|DASSANAYAKE, ROHANA - Washington State University
|YOUNG, ALAN - South Dakota State University
Submitted to: BioMed Central (BMC) Veterinary Research
Publication Type: Peer Reviewed Journal
Publication Acceptance Date: 11/18/2011
Publication Date: 11/23/2011
Citation: Dassanayake, R.P., Schneider, D.A., Truscott, T.C., Young, A.J., Zhuang, D., Orourke, K.I. 2011. Classical scrapie prions in ovine blood are associated with B lymphocytes and platelets-rich plasma. BioMed Central (BMC) Veterinary Research. 7:75.
Interpretive Summary: Classical scrapie is a naturally occurring fatal brain disease of sheep and goats which is caused by prions, a novel class of infectious agent. Presently, laboratory diagnosis of scrapie disease in live animals is limited to the detection of a misfolded form of prion protein (PrP-Sc) in biopsies of certain lymphoid tissues. Although collection of a blood sample for testing would be more convenient and allow more opportunity for repeat testing, the sensitivity for detecting PrP-Sc in blood samples has been unsuitably low. In the research setting, we have used the more sensitive detection of infectivity to better define which parts of the blood contain prions. Our results show that scrapie prions are primarily associated with certain types of circulating immune cells and with platelet-rich, but not platelet-depleted, plasma. The results of this study suggest it might be possible to improve the sensitivity for detecting PrP-Sc in blood samples by developing efficient methods to concentrate these parts of the blood sample prior to testing.
Technical Abstract: Classical scrapie is a naturally occurring fatal brain disease of sheep and goats which is caused by prions, a novel class of infectious agent, and is accompanied by the accumulation of abnormal isoforms of prion protein (PrP-Sc) in certain neural and lymphoid tissues. Although collection of a blood sample for live-animal testing would be convenient, the sensitivity of current methods for detecting PrP-Sc in blood samples has been unsuitably low. Therefore, the objective of this study was to further define the blood components which harbor prions in sheep, knowledge which might be used to improve the sensitivity of blood-based assays through sample enrichment. The infectious components of blood were detected using a lamb transfusion model and either whole blood or defined components of blood (peripheral blood mononuclear cells [PBMCs], B lymphocytes, and platelet-rich plasma or platelet-depleted plasma) derived from sheep with preclinical as well as clinical disease. Disease transmission was monitored by biopsy of the rectal mucosa and by post-mortem analyses. Consistent with previous reports, prions were detected in whole blood and in buffy coat fraction.
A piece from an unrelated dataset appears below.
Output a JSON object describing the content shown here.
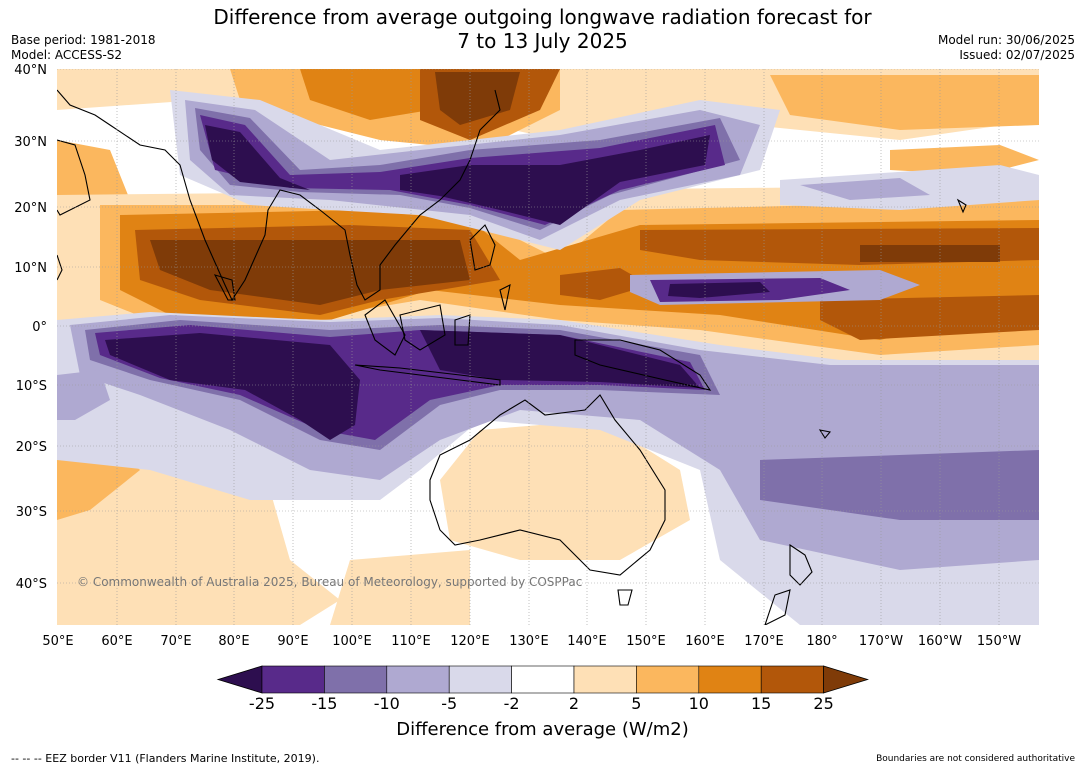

Furthermore, prions were associated with PBMCs, circulating B lymphocytes (CD72+), a B lymphocyte subpopulation (CD21+), and with platelet-rich, but not platelet-depleted, plasma. The results suggest enrichment of blood-based assays with B lymphocytes and platelet-rich, but not platelet-depleted, blood fractions might improve the diagnostic sensitivity of blood-based tests for classical scrapie disease in sheep.